594. Longest Harmonious Subsequence
题目
We define a harmonious array as an array where the difference between its maximum value and its minimum value is
exactly 1.
Given an integer array
nums, return the length of its longest harmonious subsequence among all its possible subsequences.
A
subsequenceof array is a sequence that can be derived from the array by deleting some or no elements without changing the order of the remaining elements.
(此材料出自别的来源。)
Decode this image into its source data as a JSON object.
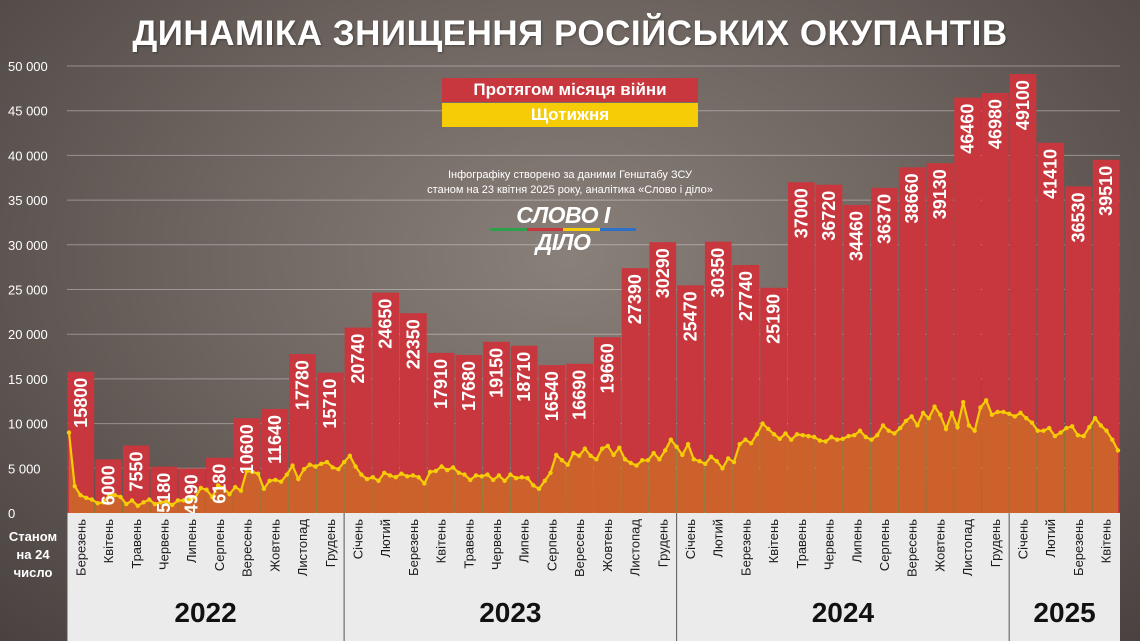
{
  "title": "ДИНАМІКА ЗНИЩЕННЯ РОСІЙСЬКИХ ОКУПАНТІВ",
  "legend": {
    "monthly": "Протягом місяця війни",
    "weekly": "Щотижня"
  },
  "source_line1": "Інфографіку створено за даними Генштабу ЗСУ",
  "source_line2": "станом на 23 квітня 2025 року, аналітика «Слово і діло»",
  "logo": "СЛОВО І ДІЛО",
  "footnote": "Станом на 24 число",
  "colors": {
    "bar": "#c8373d",
    "bar_dark": "#a22a30",
    "line": "#f6cc07",
    "axis_strip": "#ebebeb",
    "text": "#ffffff"
  },
  "chart_data": {
    "type": "bar",
    "ylim": [
      0,
      50000
    ],
    "yticks": [
      "0",
      "5 000",
      "10 000",
      "15 000",
      "20 000",
      "25 000",
      "30 000",
      "35 000",
      "40 000",
      "45 000",
      "50 000"
    ],
    "categories": [
      "Березень",
      "Квітень",
      "Травень",
      "Червень",
      "Липень",
      "Серпень",
      "Вересень",
      "Жовтень",
      "Листопад",
      "Грудень",
      "Січень",
      "Лютий",
      "Березень",
      "Квітень",
      "Травень",
      "Червень",
      "Липень",
      "Серпень",
      "Вересень",
      "Жовтень",
      "Листопад",
      "Грудень",
      "Січень",
      "Лютий",
      "Березень",
      "Квітень",
      "Травень",
      "Червень",
      "Липень",
      "Серпень",
      "Вересень",
      "Жовтень",
      "Листопад",
      "Грудень",
      "Січень",
      "Лютий",
      "Березень",
      "Квітень"
    ],
    "values": [
      15800,
      6000,
      7550,
      5180,
      4990,
      6180,
      10600,
      11640,
      17780,
      15710,
      20740,
      24650,
      22350,
      17910,
      17680,
      19150,
      18710,
      16540,
      16690,
      19660,
      27390,
      30290,
      25470,
      30350,
      27740,
      25190,
      37000,
      36720,
      34460,
      36370,
      38660,
      39130,
      46460,
      46980,
      49100,
      41410,
      36530,
      39510
    ],
    "labels": [
      "15800",
      "6000",
      "7550",
      "5180",
      "4990",
      "6180",
      "10600",
      "11640",
      "17780",
      "15710",
      "20740",
      "24650",
      "22350",
      "17910",
      "17680",
      "19150",
      "18710",
      "16540",
      "16690",
      "19660",
      "27390",
      "30290",
      "25470",
      "30350",
      "27740",
      "25190",
      "37000",
      "36720",
      "34460",
      "36370",
      "38660",
      "39130",
      "46460",
      "46980",
      "49100",
      "41410",
      "36530",
      "39510"
    ],
    "years": [
      {
        "label": "2022",
        "start": 0,
        "end": 9
      },
      {
        "label": "2023",
        "start": 10,
        "end": 21
      },
      {
        "label": "2024",
        "start": 22,
        "end": 33
      },
      {
        "label": "2025",
        "start": 34,
        "end": 37
      }
    ],
    "weekly": [
      9000,
      3000,
      2000,
      1700,
      1500,
      1100,
      1200,
      2000,
      2000,
      1800,
      1000,
      1400,
      800,
      1200,
      1500,
      1000,
      1200,
      1300,
      900,
      1400,
      1400,
      1500,
      1700,
      2800,
      2600,
      1800,
      3100,
      2800,
      2100,
      2900,
      2500,
      4700,
      4600,
      4400,
      2700,
      3600,
      3700,
      3500,
      4300,
      5300,
      3800,
      4900,
      5400,
      5200,
      5500,
      5700,
      5100,
      4900,
      5700,
      6400,
      5200,
      4300,
      3800,
      4000,
      3600,
      4500,
      4200,
      4000,
      4400,
      4100,
      4200,
      4000,
      3300,
      4600,
      4700,
      5200,
      4800,
      5100,
      4500,
      4300,
      3700,
      4200,
      4100,
      4300,
      3700,
      4200,
      3600,
      4300,
      3900,
      4000,
      3900,
      3100,
      2700,
      3600,
      4500,
      6500,
      5900,
      5400,
      6700,
      6400,
      7200,
      6400,
      6000,
      7200,
      7500,
      6500,
      7300,
      6000,
      5600,
      5300,
      5900,
      5900,
      6700,
      6000,
      7000,
      8200,
      7400,
      6500,
      7700,
      6000,
      5800,
      5500,
      6300,
      5800,
      5000,
      6100,
      5700,
      7700,
      8200,
      7800,
      8800,
      10000,
      9400,
      8800,
      8300,
      8900,
      8200,
      8800,
      8700,
      8600,
      8500,
      8100,
      8000,
      8500,
      8200,
      8300,
      8600,
      8700,
      9200,
      8500,
      8200,
      8700,
      9800,
      9200,
      8900,
      9500,
      10300,
      10800,
      9800,
      11200,
      10600,
      11900,
      11000,
      9400,
      11200,
      9600,
      12400,
      9800,
      9200,
      11800,
      12600,
      11000,
      11300,
      11300,
      11100,
      10800,
      11200,
      10600,
      10100,
      9200,
      9200,
      9500,
      8600,
      9000,
      9500,
      9700,
      8700,
      8600,
      9600,
      10600,
      9800,
      9200,
      8200,
      7000
    ],
    "xlabel": "",
    "ylabel": ""
  }
}
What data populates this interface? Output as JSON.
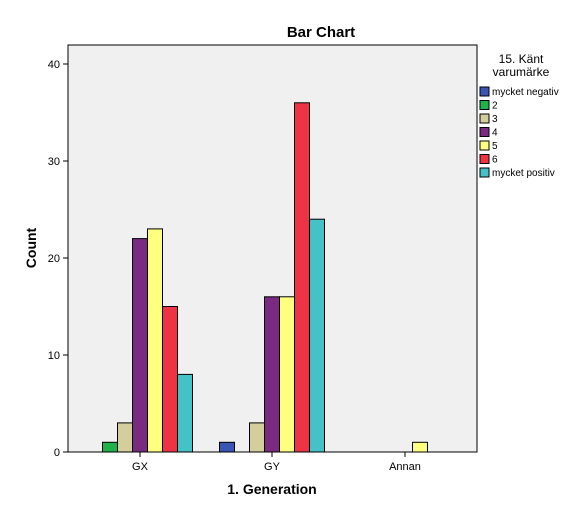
{
  "chart_data": {
    "type": "bar",
    "title": "Bar Chart",
    "xlabel": "1. Generation",
    "ylabel": "Count",
    "categories": [
      "GX",
      "GY",
      "Annan"
    ],
    "ylim": [
      0,
      42
    ],
    "yticks": [
      0,
      10,
      20,
      30,
      40
    ],
    "grid": false,
    "legend_position": "right",
    "legend_title": [
      "15. Känt",
      "varumärke"
    ],
    "series": [
      {
        "name": "mycket negativ",
        "color": "#3a55b4",
        "values": [
          0,
          1,
          0
        ]
      },
      {
        "name": "2",
        "color": "#1fb24a",
        "values": [
          1,
          0,
          0
        ]
      },
      {
        "name": "3",
        "color": "#d4cd9c",
        "values": [
          3,
          3,
          0
        ]
      },
      {
        "name": "4",
        "color": "#7a2a80",
        "values": [
          22,
          16,
          0
        ]
      },
      {
        "name": "5",
        "color": "#ffff80",
        "values": [
          23,
          16,
          1
        ]
      },
      {
        "name": "6",
        "color": "#ee3344",
        "values": [
          15,
          36,
          0
        ]
      },
      {
        "name": "mycket positiv",
        "color": "#44c2c8",
        "values": [
          8,
          24,
          0
        ]
      }
    ]
  }
}
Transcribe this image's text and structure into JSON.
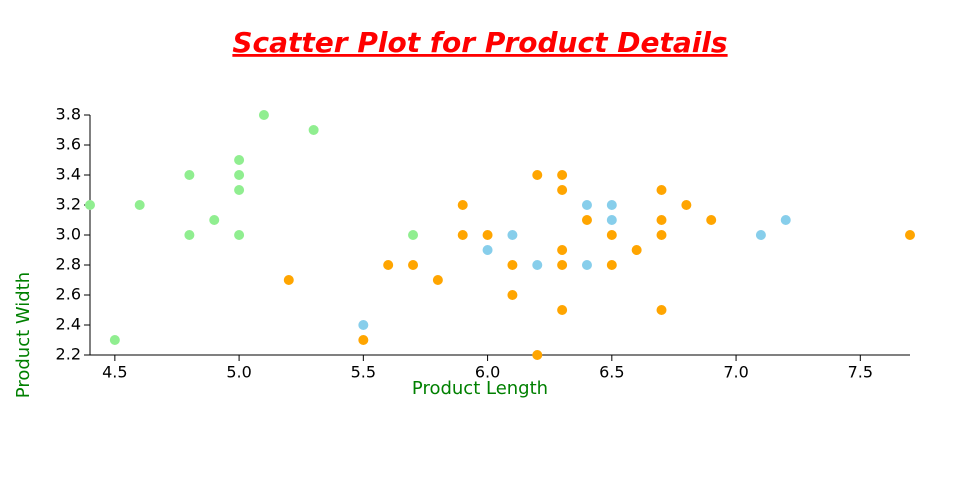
{
  "chart_data": {
    "type": "scatter",
    "title": "Scatter Plot for Product Details",
    "xlabel": "Product Length",
    "ylabel": "Product Width",
    "title_color": "red",
    "label_color": "green",
    "xlim": [
      4.4,
      7.7
    ],
    "ylim": [
      2.2,
      3.8
    ],
    "xticks": [
      4.5,
      {
        "value": 5,
        "label": "5.0"
      },
      5.5,
      {
        "value": 6,
        "label": "6.0"
      },
      6.5,
      {
        "value": 7,
        "label": "7.0"
      },
      7.5
    ],
    "yticks": [
      2.2,
      2.4,
      2.6,
      2.8,
      {
        "value": 3,
        "label": "3.0"
      },
      3.2,
      3.4,
      3.6,
      3.8
    ],
    "grid": false,
    "series": [
      {
        "color": "lightgreen",
        "x": [
          4.4,
          4.5,
          4.6,
          4.8,
          4.8,
          4.9,
          5.0,
          5.0,
          5.0,
          5.0,
          5.1,
          5.3,
          5.7
        ],
        "y": [
          3.2,
          2.3,
          3.2,
          3.4,
          3.0,
          3.1,
          3.5,
          3.4,
          3.3,
          3.0,
          3.8,
          3.7,
          3.0
        ]
      },
      {
        "color": "skyblue",
        "x": [
          5.5,
          6.0,
          6.1,
          6.2,
          6.4,
          6.4,
          6.5,
          6.5,
          7.1,
          7.2
        ],
        "y": [
          2.4,
          2.9,
          3.0,
          2.8,
          3.2,
          2.8,
          3.2,
          3.1,
          3.0,
          3.1
        ]
      },
      {
        "color": "orange",
        "x": [
          5.2,
          5.5,
          5.6,
          5.7,
          5.8,
          5.9,
          5.9,
          6.0,
          6.1,
          6.1,
          6.2,
          6.2,
          6.3,
          6.3,
          6.3,
          6.3,
          6.3,
          6.4,
          6.5,
          6.5,
          6.6,
          6.7,
          6.7,
          6.7,
          6.7,
          6.8,
          6.9,
          7.7
        ],
        "y": [
          2.7,
          2.3,
          2.8,
          2.8,
          2.7,
          3.2,
          3.0,
          3.0,
          2.8,
          2.6,
          3.4,
          2.2,
          3.4,
          3.3,
          2.9,
          2.8,
          2.5,
          3.1,
          3.0,
          2.8,
          2.9,
          3.3,
          3.1,
          3.0,
          2.5,
          3.2,
          3.1,
          3.0
        ]
      }
    ]
  }
}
传入一 整数阵列 nums,没有排序,找出最长的 Harmonious Subsequence (HS)
Harmonious Subsequence (HS) 是指阵列中最大的值与最小的值相差只差 1
Example
Input: nums = [1,3,2,2,5,2,3,7]
Output: 5
Explanation: The longest harmonious subsequence is [3,2,2,2,3].
| 整数阵列 nums | 1 | 3 | 2 | 2 | 5 | 2 | 3 | 7 |
|---|---|---|---|---|---|---|---|---|
| HS 1 | 1 | 2 | 2 | 2 | ||||
| HS 2 | 3 | 2 | 2 | 2 | 3 |
上面可以找到有两个 Harmonious Subsequence (HS),分别是 [1,2,2,2] 跟 [3,2,2,2,3],其中最长的是 5,所以回传 5
Input: nums = [1,2,3,4]
Output: 2
Input: nums = [1,1,1,1]
Output: 0
演算法
1. 计算所有数字出现的次数
将所有数字出现的次数存到 Map
2. 找所有的 Harmonious Subsequence (HS)
因为 Harmonious Subsequence (HS) 是指阵列中最大的值与最小的值相差只差 1
所以只需要找 每个数字 的下一个 +1 的数字即可
如果有 下一个 +1 数字,表示有 Harmonious Subsequence (HS)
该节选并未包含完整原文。